Мысль о том, что «всё это когда-нибудь закончится» вызывает у Коннора смех. Интересно, как бы сложилась его жизнь в какой-нибудь альтернативной вселенной, где оставаться целым — нормальное явление, а не привилегия. Наверняка его способности к технике помогли бы ему устроиться ремонтником в какую-нибудь фирму. Так что, когда «всё это закончится» и если какое-то чудо позволит ему вернуться к нормальной жизни, — какой она будет, его жизнь? Коннор из альтернативной вселенной мог бы вполне удовольствоваться ремонтом холодильников, но Коннора из настоящей вселенной такая перспектива несколько пугает.
Ну вот, опять — делать нечего, сиди себе, раздумывай... Возвращаются старые рефлексы — Коннор злится. И хотя злость больше не толкает его на всякие глупости, он встревожен, зная, во что может вылиться возвращение его старого «я».

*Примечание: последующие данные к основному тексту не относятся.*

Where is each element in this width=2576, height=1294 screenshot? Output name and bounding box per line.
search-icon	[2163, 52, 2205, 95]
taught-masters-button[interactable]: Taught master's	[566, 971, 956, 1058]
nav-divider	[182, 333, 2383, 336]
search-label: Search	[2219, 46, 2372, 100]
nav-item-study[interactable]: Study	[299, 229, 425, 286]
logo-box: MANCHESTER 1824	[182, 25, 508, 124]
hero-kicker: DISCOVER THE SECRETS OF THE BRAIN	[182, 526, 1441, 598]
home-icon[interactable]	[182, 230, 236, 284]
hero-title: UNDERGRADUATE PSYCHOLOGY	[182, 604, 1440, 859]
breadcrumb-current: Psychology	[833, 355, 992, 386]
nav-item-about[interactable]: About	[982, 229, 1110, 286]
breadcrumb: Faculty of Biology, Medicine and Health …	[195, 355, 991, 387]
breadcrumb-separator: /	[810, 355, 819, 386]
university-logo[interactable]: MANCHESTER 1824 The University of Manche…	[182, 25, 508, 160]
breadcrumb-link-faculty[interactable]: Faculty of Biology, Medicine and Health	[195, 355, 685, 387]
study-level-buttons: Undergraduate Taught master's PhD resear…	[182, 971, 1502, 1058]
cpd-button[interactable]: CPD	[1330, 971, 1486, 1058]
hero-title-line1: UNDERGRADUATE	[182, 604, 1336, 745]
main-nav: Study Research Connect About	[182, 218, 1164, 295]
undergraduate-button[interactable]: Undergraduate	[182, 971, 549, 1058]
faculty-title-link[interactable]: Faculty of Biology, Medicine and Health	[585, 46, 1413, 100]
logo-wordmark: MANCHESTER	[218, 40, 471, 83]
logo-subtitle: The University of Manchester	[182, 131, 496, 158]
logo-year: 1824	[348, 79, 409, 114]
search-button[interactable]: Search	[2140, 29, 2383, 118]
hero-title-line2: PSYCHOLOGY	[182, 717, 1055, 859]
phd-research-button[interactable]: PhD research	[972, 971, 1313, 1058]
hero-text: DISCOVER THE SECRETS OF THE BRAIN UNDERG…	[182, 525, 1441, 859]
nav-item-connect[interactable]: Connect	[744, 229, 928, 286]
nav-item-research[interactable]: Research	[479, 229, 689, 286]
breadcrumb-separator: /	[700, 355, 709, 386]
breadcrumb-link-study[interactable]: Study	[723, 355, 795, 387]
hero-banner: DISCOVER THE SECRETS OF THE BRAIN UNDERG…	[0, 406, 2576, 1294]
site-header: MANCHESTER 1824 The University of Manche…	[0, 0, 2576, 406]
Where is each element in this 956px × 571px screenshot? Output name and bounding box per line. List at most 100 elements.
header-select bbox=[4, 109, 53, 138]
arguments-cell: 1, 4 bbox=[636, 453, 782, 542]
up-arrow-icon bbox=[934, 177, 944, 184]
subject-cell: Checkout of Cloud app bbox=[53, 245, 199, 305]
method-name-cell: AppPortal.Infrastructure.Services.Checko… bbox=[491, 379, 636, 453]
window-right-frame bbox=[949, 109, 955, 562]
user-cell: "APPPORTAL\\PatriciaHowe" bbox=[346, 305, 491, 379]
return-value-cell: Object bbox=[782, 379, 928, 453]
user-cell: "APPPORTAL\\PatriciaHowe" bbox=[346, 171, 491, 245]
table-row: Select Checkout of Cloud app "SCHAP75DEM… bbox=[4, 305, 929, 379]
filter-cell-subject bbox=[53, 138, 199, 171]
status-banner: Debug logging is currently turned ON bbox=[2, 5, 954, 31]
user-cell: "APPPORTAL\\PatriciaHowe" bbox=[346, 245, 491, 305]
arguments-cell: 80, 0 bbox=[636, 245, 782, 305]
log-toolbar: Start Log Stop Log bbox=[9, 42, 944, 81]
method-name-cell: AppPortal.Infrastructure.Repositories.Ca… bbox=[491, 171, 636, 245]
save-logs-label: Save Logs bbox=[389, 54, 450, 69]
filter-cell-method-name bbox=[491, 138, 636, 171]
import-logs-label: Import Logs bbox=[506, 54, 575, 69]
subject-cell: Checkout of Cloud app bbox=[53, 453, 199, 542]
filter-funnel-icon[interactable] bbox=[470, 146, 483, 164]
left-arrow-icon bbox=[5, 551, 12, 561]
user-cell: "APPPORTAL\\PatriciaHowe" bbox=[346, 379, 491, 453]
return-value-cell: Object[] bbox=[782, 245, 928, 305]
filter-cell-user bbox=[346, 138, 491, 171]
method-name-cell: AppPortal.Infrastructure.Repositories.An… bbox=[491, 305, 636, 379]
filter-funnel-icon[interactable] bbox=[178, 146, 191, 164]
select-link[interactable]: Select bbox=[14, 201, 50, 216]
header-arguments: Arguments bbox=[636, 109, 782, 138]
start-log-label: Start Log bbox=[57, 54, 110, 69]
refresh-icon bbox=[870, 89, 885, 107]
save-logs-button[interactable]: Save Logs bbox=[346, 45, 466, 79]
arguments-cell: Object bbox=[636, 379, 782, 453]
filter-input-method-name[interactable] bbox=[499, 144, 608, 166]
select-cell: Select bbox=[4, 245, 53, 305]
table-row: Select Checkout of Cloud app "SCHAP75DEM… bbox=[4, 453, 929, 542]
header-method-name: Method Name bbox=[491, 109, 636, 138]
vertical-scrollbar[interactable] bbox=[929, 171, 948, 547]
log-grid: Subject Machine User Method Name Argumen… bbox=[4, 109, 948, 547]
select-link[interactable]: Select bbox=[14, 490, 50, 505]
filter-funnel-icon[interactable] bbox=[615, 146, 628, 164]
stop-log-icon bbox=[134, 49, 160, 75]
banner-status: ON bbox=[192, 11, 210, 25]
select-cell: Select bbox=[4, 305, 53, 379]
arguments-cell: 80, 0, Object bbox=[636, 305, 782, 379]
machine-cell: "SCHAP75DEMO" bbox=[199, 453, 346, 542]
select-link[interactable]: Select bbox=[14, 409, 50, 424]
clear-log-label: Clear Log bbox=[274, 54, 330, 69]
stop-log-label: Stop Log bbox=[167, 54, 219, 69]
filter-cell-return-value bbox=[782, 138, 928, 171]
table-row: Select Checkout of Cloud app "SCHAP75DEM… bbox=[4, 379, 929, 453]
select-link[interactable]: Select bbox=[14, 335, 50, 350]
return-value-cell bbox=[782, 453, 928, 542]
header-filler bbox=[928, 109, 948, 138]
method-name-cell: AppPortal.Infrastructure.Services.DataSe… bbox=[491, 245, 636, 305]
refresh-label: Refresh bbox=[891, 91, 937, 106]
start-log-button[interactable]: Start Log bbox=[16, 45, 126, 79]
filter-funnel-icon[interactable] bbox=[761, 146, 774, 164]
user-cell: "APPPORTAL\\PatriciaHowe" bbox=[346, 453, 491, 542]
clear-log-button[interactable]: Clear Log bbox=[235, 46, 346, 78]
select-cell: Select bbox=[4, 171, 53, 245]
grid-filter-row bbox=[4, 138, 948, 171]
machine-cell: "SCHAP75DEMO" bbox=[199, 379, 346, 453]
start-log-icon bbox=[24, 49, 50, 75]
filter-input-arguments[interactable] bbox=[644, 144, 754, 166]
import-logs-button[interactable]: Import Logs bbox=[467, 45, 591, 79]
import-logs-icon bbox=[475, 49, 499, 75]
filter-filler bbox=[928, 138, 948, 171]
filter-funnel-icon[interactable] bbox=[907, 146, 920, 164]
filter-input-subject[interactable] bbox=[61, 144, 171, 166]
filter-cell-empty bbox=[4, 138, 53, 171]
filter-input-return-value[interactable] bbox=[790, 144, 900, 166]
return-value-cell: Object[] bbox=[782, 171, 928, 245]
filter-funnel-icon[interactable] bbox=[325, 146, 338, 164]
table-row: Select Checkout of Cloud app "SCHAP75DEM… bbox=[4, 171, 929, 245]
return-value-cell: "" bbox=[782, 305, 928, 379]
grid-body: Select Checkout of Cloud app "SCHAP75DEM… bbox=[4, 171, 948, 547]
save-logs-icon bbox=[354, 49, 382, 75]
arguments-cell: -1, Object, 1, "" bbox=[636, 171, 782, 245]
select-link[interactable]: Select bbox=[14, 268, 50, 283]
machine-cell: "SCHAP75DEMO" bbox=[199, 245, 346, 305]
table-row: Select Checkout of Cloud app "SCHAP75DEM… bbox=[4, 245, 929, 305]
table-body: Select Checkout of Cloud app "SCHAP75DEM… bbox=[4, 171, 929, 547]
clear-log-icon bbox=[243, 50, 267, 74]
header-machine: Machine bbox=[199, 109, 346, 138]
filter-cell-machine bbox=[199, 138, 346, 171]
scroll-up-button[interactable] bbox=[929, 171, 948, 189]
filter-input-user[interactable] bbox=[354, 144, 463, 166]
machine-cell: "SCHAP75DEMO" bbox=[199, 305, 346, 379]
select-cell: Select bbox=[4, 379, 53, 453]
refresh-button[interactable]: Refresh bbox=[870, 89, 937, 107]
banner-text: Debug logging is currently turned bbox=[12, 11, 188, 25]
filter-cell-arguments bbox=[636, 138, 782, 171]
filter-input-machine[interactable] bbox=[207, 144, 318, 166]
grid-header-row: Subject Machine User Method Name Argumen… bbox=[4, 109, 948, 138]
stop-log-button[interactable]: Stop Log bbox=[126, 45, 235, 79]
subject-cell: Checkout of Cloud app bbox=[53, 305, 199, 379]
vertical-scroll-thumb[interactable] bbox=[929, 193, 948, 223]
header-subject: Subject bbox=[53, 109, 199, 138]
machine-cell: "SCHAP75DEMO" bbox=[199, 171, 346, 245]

— Ух, как я это ненавижу! — говорит Коннор, отшвыривая бесполезную палку, которую только что обтачивал.
Лев раскручивается из заковыристой растяжки и, замерев по своему опоссумскому обычаю, безмолвно ждёт, что будет дальше.
— Ненавижу это! — повторяет Коннор. — Ненавижу торчать в чьём-то доме, ненавижу, когда обо мне заботятся. Я как будто становлюсь собой прежним! А я уже давно не прежний!
Лев продолжает молча смотреть другу в глаза, и в конце концов Коннору хочется отвести взгляд... но как бы не так! Он не позволит «переглядеть» себя!
— Ты никогда не умел быть обыкновенным, нормальным парнем, правда? — говорит Лев.
— Что ты имеешь в виду?
— Ты был полный отстой. Больной на всю голову. Это ж надо додуматься: использовать бедного, ни о чём не подозревающего десятину в качестве живого щита!
— Угу, — негодующе мычит Коннор, — только не забудь, что я спас этому десятине жизнь!
— Ну да, в придачу. Ты же вовсе не с этой благородной целью вцепился в меня в тот день, а?
Коннор молчит: оба знают, что Лев прав, и это выводит Коннора из себя.
— Я хочу сказать, что ты боишься опять стать тем придурком, каким был два года назад. Но я точно знаю — этого не произойдёт.
— И откуда такая уверенность, о ваше хлопально-десятинное мудрейшество?
Лев бросает на него колючий взгляд, но решает не заострять внимания.
— Ты что-то вроде Хамфри Данфи[28]. Да и я тоже. Мы оба прошли через такое, что сначала разорвало нас на части, а потом собрало обратно. Ты теперешний — совсем не то, чем ты был раньше.
Коннор обдумывает его слова и кивает. Пожалуй, Лев прав. Приятно сознавать, что друг считает его полностью изменившимся, вот только сам Коннор в этом совсем не уверен.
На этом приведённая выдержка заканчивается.